Libtorch tensor.permute() - malloc(): corrupted top size

I’m currently developing an op that operates over a contiguous final dimension. Both the cpu and gpu variants use the same code to pre-shape input and post-shape the output tensor. Currently it seems only the cpu variant has an issue with reshaping the output: malloc(): corrupted top size. I’ve tried a few combinations of view/reshape assigning a new tensor or mutating inplace, but I keep getting this problem. Again, the gpu variant is fine (even with same code), just the cpu is a problem, all the requested shapes look okay with the good ol print debugging (requested permute is just 1,0 on a 2dim tensor).

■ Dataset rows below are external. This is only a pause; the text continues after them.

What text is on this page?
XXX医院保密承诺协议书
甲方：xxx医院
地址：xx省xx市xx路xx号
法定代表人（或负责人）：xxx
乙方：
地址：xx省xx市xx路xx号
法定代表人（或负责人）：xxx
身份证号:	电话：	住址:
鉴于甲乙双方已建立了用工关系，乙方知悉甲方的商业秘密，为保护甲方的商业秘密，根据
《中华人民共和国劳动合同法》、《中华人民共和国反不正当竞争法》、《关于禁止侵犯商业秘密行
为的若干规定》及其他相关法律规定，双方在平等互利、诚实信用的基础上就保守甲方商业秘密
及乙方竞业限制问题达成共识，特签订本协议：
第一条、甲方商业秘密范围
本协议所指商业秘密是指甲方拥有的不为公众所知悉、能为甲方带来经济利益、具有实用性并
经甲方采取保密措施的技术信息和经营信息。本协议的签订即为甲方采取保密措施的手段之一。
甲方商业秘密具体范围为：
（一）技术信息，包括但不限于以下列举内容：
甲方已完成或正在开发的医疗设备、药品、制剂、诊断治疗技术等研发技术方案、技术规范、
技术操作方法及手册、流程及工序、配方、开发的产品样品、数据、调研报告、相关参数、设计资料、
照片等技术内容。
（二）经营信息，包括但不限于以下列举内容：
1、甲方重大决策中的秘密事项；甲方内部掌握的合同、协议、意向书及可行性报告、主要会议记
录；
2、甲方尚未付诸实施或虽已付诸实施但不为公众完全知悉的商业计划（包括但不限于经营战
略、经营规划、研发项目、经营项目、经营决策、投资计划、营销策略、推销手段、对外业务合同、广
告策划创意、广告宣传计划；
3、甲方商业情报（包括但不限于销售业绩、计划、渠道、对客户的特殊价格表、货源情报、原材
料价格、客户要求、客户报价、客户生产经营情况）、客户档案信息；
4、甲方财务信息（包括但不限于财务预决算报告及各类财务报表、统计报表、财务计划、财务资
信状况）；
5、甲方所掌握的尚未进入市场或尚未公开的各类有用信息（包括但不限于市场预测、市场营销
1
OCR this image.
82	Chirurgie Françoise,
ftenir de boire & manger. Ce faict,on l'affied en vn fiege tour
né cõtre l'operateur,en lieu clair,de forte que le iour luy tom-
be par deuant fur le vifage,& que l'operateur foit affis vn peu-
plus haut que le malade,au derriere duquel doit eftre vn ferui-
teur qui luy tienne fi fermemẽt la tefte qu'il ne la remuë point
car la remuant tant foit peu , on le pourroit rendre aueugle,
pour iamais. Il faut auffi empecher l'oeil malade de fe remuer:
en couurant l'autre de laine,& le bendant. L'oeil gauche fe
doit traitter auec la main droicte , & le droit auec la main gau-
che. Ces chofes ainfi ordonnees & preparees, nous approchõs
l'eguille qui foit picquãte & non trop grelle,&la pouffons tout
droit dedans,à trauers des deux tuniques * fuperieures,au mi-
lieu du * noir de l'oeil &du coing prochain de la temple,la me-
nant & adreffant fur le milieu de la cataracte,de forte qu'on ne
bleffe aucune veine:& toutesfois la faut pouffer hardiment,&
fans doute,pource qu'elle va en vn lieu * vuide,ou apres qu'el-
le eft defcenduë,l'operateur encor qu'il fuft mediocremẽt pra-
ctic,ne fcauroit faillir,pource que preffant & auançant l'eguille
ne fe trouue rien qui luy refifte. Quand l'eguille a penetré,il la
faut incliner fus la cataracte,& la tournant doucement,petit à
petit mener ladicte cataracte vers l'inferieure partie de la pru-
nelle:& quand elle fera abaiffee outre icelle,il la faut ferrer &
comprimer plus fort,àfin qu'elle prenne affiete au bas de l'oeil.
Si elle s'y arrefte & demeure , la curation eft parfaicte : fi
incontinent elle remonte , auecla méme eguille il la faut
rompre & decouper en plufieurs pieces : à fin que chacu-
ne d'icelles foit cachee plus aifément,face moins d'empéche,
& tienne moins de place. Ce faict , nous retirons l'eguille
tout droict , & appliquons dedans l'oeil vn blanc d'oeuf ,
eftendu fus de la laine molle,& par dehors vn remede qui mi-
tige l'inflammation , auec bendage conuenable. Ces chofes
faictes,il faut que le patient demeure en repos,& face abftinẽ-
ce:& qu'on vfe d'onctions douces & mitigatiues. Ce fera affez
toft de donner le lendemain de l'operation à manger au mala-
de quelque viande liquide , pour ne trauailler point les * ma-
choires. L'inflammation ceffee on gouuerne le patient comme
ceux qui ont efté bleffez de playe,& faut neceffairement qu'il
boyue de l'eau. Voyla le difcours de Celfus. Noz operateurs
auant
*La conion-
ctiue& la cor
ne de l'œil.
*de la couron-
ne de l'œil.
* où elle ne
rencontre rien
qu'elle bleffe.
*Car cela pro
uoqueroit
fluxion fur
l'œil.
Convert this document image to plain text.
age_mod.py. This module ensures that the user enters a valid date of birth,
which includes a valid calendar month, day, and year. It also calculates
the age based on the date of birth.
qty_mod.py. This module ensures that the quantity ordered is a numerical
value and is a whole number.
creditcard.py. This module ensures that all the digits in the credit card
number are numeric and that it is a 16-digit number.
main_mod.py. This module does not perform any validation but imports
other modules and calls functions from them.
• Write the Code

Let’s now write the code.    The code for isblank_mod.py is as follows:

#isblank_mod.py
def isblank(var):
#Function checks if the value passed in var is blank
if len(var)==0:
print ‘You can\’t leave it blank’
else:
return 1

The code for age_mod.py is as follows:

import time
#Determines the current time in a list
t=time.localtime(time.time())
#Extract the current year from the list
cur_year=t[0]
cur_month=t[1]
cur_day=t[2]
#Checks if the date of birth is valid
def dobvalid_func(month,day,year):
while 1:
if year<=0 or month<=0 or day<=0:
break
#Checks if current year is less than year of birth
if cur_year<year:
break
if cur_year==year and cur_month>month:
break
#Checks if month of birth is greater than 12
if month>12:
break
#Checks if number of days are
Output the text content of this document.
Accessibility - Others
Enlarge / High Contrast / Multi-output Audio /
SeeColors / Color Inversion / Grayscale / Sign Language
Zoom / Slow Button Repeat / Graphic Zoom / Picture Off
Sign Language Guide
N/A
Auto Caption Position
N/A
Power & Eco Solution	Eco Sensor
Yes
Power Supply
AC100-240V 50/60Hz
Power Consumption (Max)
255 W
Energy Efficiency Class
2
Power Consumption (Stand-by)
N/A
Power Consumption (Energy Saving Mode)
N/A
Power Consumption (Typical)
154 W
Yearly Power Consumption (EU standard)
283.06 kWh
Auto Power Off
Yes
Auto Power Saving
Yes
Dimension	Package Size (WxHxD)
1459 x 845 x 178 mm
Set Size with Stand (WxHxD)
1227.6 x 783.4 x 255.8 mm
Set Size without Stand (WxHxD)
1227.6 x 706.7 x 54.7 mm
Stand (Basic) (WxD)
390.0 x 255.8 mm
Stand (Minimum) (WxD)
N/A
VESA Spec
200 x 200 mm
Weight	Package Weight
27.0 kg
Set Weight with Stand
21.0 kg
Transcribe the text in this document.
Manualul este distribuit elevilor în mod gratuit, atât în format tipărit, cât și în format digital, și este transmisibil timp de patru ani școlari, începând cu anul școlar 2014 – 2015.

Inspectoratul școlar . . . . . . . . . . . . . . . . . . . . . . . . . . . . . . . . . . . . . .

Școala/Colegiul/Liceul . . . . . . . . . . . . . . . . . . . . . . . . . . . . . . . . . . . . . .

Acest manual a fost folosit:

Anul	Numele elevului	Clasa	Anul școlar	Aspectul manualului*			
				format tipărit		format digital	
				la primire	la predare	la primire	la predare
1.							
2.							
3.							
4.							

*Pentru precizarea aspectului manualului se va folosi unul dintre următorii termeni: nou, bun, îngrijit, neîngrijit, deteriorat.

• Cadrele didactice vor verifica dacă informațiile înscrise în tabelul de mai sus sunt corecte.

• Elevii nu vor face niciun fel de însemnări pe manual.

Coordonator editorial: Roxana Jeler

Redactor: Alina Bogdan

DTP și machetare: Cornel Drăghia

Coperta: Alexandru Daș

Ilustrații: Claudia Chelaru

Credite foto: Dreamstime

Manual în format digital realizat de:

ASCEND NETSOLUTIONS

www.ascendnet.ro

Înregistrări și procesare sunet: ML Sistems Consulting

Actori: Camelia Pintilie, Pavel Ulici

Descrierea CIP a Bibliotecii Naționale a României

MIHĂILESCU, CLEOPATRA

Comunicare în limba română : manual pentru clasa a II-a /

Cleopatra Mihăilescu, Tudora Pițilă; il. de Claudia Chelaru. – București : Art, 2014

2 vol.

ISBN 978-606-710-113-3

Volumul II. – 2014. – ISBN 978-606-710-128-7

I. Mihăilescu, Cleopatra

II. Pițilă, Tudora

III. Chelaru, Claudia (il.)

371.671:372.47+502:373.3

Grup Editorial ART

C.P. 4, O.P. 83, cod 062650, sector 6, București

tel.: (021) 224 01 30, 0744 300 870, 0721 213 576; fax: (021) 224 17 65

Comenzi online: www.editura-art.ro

void restoreOutputShape(torch::Tensor& output, c10::IntArrayRef inShape, int64_t dim)
{
    output = output.reshape(getPermutedShape(inShape, dim));
    if (dim != (output.ndimension() - 1))
    {
        output = output.permute(getReversePermutation(output.ndimension(), dim));
    }
    output = output.contiguous();
}

Open sourcing now even though still WIP so it can be inspected.

There was a bad stride calculation in the cpu kernel, rather than the post-process reshaping. Just classic UB things, error gets thrown not in the place where the actual memory bug is :upside_down_face:.